KEY POINTS:
The New Zealand sharemarket hovered above recent two-year lows today, but its 1.2 per cent decline was not as steep as losses in Australia and elsewhere.
Regional markets took the United States' lead, where all three major stock indexes fell more than 2 per cent on plunging commodity prices, and speculation that Merrill Lynch may need to take more write-downs.
The benchmark NZSX-50 index lost almost all of yesterday's gains, closing down 41.56 points at 3425.7 ahead of market holidays on Friday and Monday for Easter.
Turnover was $166.4 million.
Blue chips generally declined, mirroring the wider market. Top stock Telecom lost 10c to 382, Fletcher Building was down 9c at 856, Contact Energy was down 3c at 824, Auckland Airport lost 7c to 232, Fisher & Paykel Healthcare was up a cent at 287, and F&P Appliances was steady at 235.

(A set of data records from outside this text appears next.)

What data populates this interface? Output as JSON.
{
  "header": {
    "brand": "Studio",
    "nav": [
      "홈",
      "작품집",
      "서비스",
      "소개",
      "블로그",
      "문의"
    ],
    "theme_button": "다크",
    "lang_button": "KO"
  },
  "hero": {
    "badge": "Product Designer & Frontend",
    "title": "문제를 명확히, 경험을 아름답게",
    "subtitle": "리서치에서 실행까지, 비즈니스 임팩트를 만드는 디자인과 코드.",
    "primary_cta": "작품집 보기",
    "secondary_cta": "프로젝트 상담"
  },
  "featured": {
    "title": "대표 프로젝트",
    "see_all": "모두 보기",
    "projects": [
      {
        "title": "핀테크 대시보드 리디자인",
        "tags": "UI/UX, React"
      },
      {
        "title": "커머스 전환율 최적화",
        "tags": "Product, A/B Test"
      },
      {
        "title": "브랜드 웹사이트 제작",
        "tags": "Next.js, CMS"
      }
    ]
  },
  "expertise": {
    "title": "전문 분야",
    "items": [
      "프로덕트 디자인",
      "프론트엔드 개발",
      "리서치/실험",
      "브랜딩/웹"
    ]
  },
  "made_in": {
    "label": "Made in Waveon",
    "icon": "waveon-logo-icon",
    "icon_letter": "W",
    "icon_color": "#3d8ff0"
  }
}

Sky City was down 4c at 363, while Sky TV rose 3c to 470.
Among the few top-50 stocks were Rakon, up a cent at 215, Pumpkin Patch, up 5c at 166 after news that a wealthy investor had bought 6 million shares in the company, and NZ Refining, up 5c at 715.
Air New Zealand was down 7c at 135, Mainfreight lost 16c to 563, Port of Tauranga was down 10c at 600, Nuplex lost 5c to 595, and and TrustPower fell 4c to 766.
Shares in small cap finance company Dominion Finance fell 4 per cent, or 4c, to a record low 86c after the company warned of a lower annual profit and declining assets.
Australia's benchmark index was down 3 per cent at 5127, pushed lower by companies such as miner BHP Billiton, while Japan's Nikkei share average was closed today.
Gold and other commodities slid today on doubts about the global economy, while Asian shares fell on renewed credit crisis fears.
Earlier on Wall Street, the drop of more than 2 per cent in all three major stock indexes came a day after the S&P 500 rang up its biggest one-day jump in more than five years following stronger-than-expected earnings from investment banks and the Federal Reserve's deep cut in official interest rates.